Among the people who appear in the clip are Caroline Glick herself and the musician, Karni Eldad, who is the daughter of MK Aryeh Eldad. “We worked under very intense pressure. The writing was done on Monday morning, then we found the recording studio and we enlisted the singers, and on Thursday we recorded into the evening. I felt as if I was going to do reserve duty,” said Balas, a resident of Efrat. He said the overall cost of producing the clip came to USD 15,000, which is a pittance in comparison to the millions of shekels available to the state’s Hasbara Unit.
The clip shows the participants donning keffiyas and brandishing knives and clubs during the refrain. That gimmick almost got Aviv Kersozki, the director of Latma’s satiric newscast, into trouble. He was detained by the police on his way to the shoot after he was caught in possession of the knives and keffiyas in the Tel Aviv central bus station.
The song’s success was phenomenal. The official version of the clip, which was posted on Latma.co.il reached third place in the list of the most-viewed clips in the world on YouTube, with 672,555 views. The overall number, in that version and other unofficial versions that were posted on YouTube came to close to one million. “I received messages in support from Kurds and Armenians as well,” said Glick.

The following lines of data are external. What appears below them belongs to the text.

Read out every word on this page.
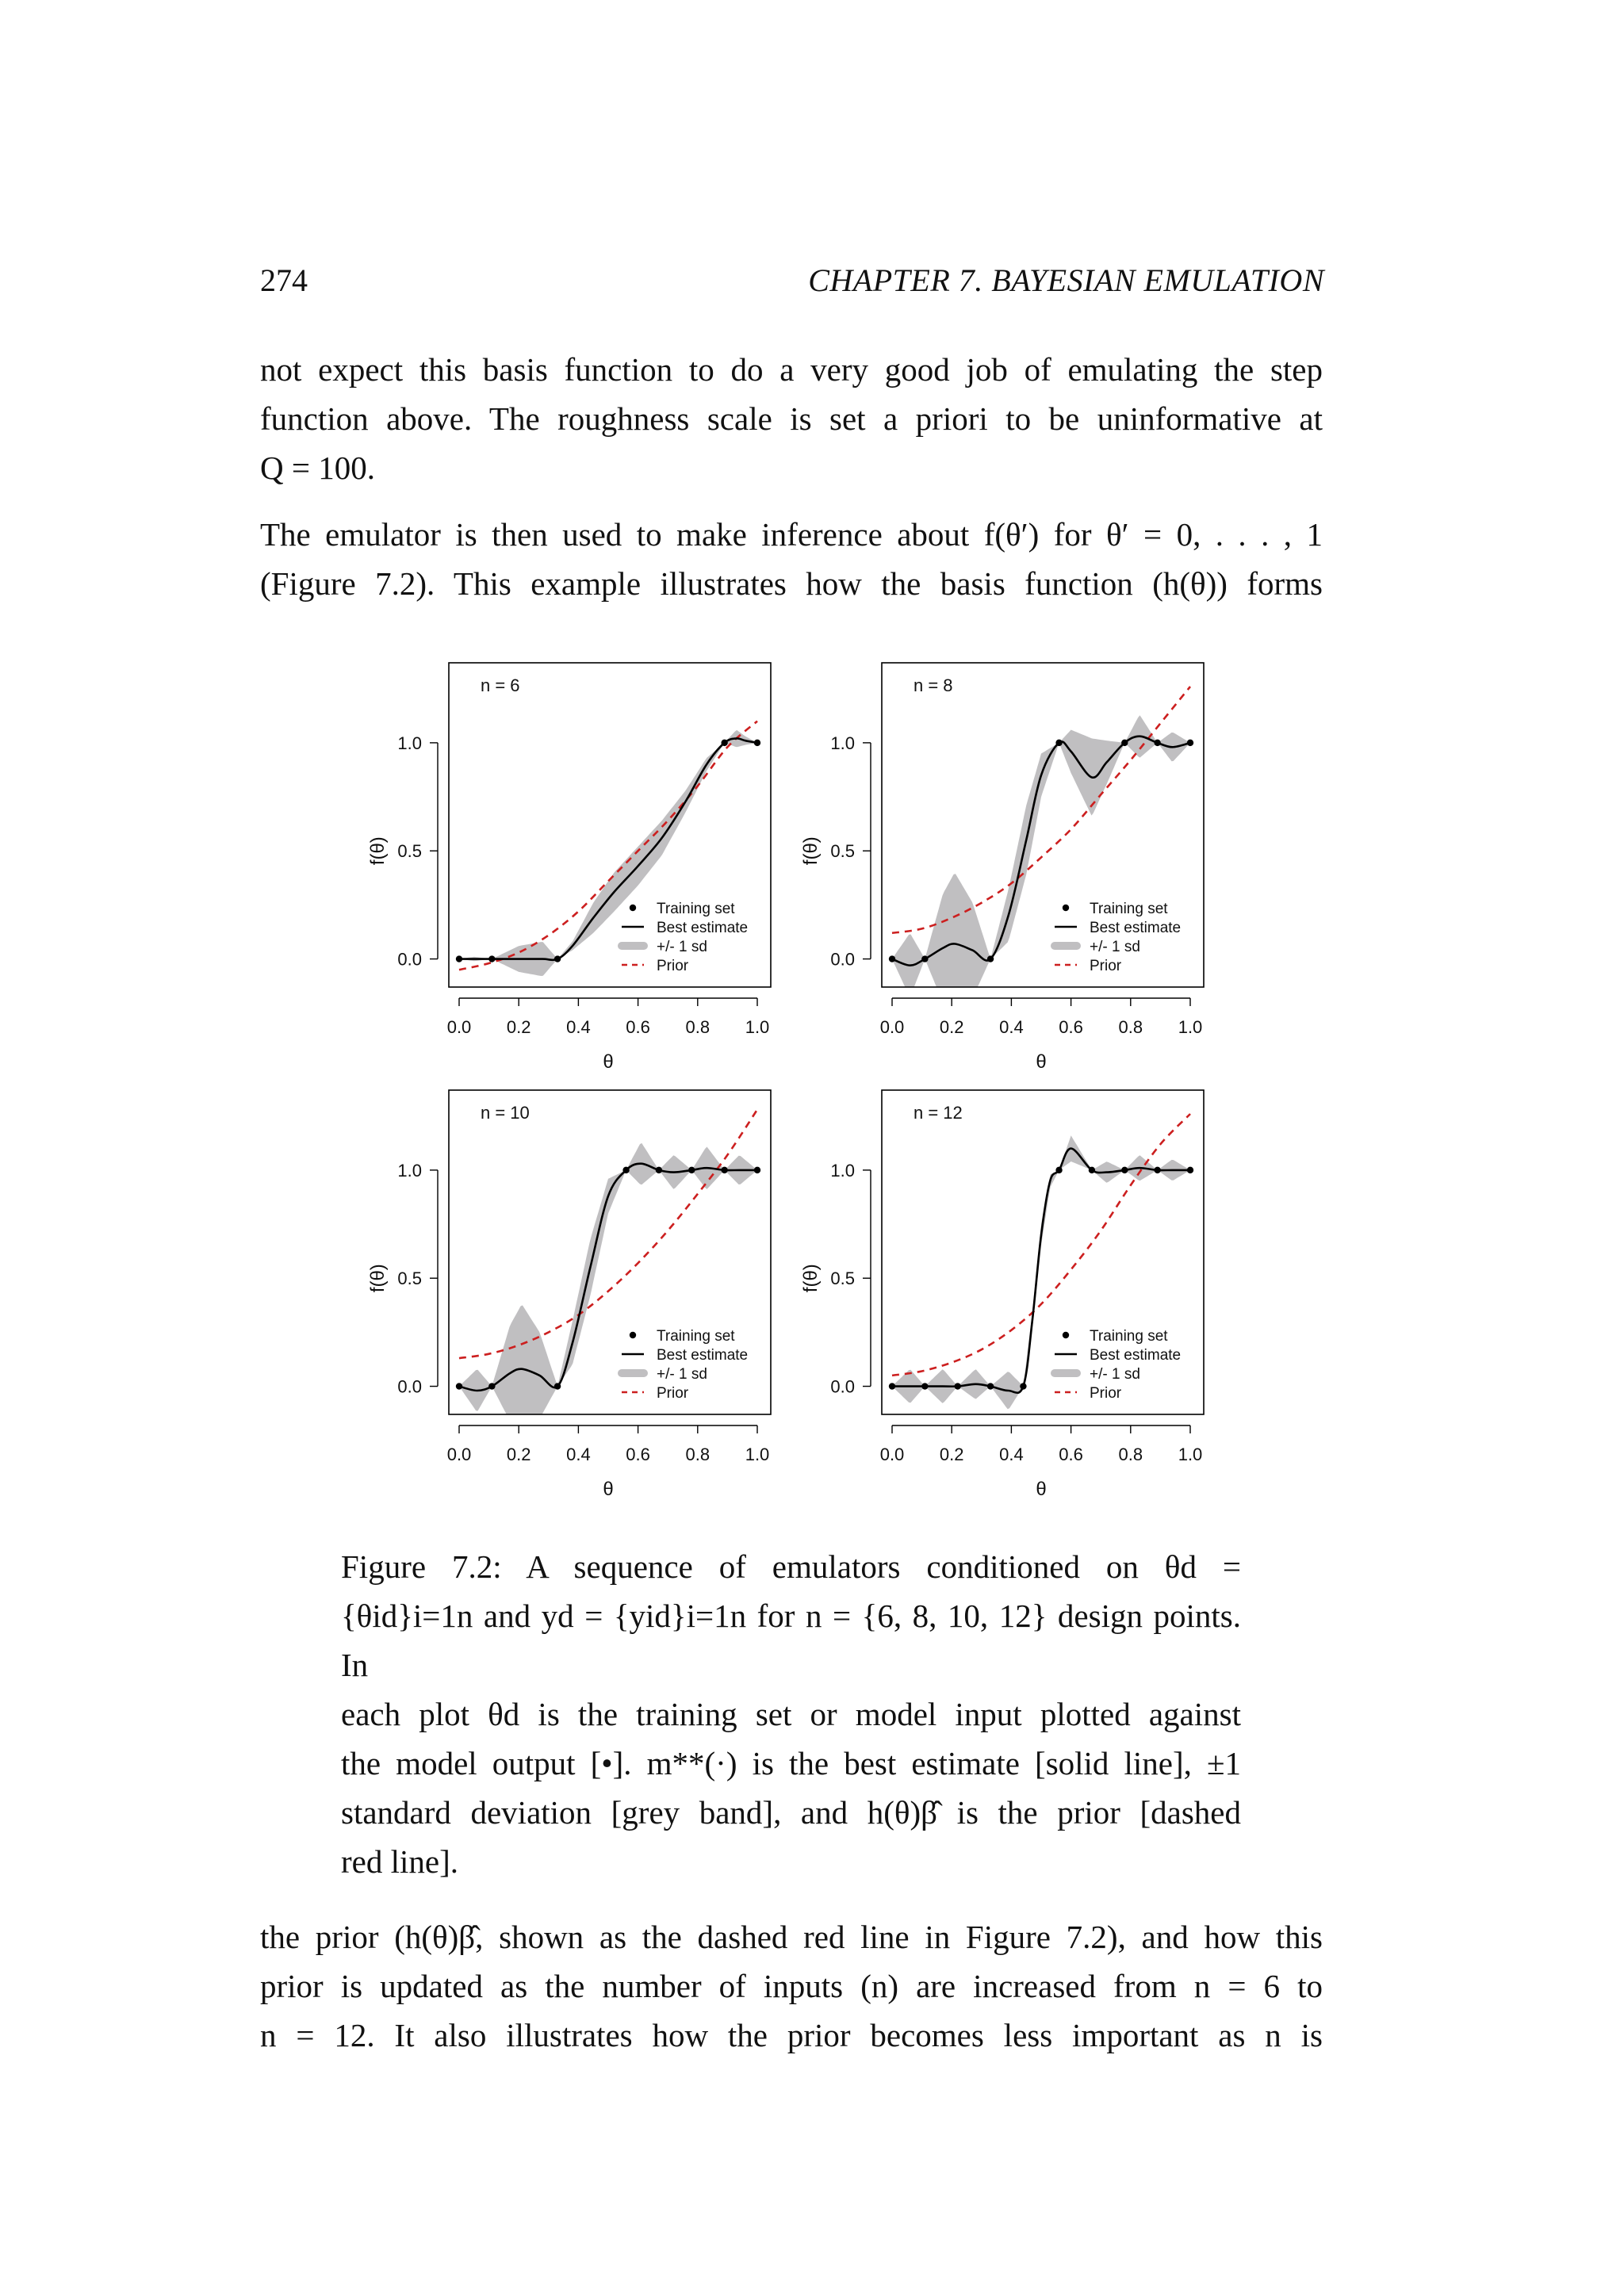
274	CHAPTER 7. BAYESIAN EMULATION
not expect this basis function to do a very good job of emulating the step
function above. The roughness scale is set a priori to be uninformative at
Q = 100.
The emulator is then used to make inference about f(θ′) for θ′ = 0, . . . , 1
(Figure 7.2). This example illustrates how the basis function (h(θ)) forms
n = 6
0.0 0.2 0.4 0.6 0.8 1.0
θ
0.0
0.5
1.0
f(θ)
Training set
Best estimate
+/- 1 sd
Prior
n = 8
0.0 0.2 0.4 0.6 0.8 1.0
θ
0.0
0.5
1.0
f(θ)
Training set
Best estimate
+/- 1 sd
Prior
n = 10
0.0 0.2 0.4 0.6 0.8 1.0
θ
0.0
0.5
1.0
f(θ)
Training set
Best estimate
+/- 1 sd
Prior
n = 12
0.0 0.2 0.4 0.6 0.8 1.0
θ
0.0
0.5
1.0
f(θ)
Training set
Best estimate
+/- 1 sd
Prior
Figure 7.2: A sequence of emulators conditioned on θd =
{θid}i=1n and yd = {yid}i=1n for n = {6, 8, 10, 12} design points. In
each plot θd is the training set or model input plotted against
the model output [•]. m**(·) is the best estimate [solid line], ±1
standard deviation [grey band], and h(θ)β̂ is the prior [dashed
red line].
the prior (h(θ)β̂, shown as the dashed red line in Figure 7.2), and how this
prior is updated as the number of inputs (n) are increased from n = 6 to
n = 12. It also illustrates how the prior becomes less important as n is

Yaakobson took part in the clip during a furlough from reserve duty on the northern border. On Thursday night, immediately after the shooting of the clip was over, he returned to the front line. “Ever since I returned to the base I’ve been flooded with text messages and phone calls,” he said. “The clip had an impact, big time. I shot it with a sense of mission. I felt as if the State of Israel were waiting for this.”
The clip also caused an embarrassing incident. Members of the Government Press Office who encountered it thought it was a state-sponsored clip and disseminated it overseas. After a Spanish journalist researched its sources, the GPO was forced to clarify that the parody was disseminated accidentally and that the contents of the clip did not reflect the official position of the State of Israel.
Meanwhile, the IDF has also been bombarding the internet on all fronts. The clips that the IDF has released about the flotilla have been much more popular than the clips that were disseminated by the supporters of the flotilla.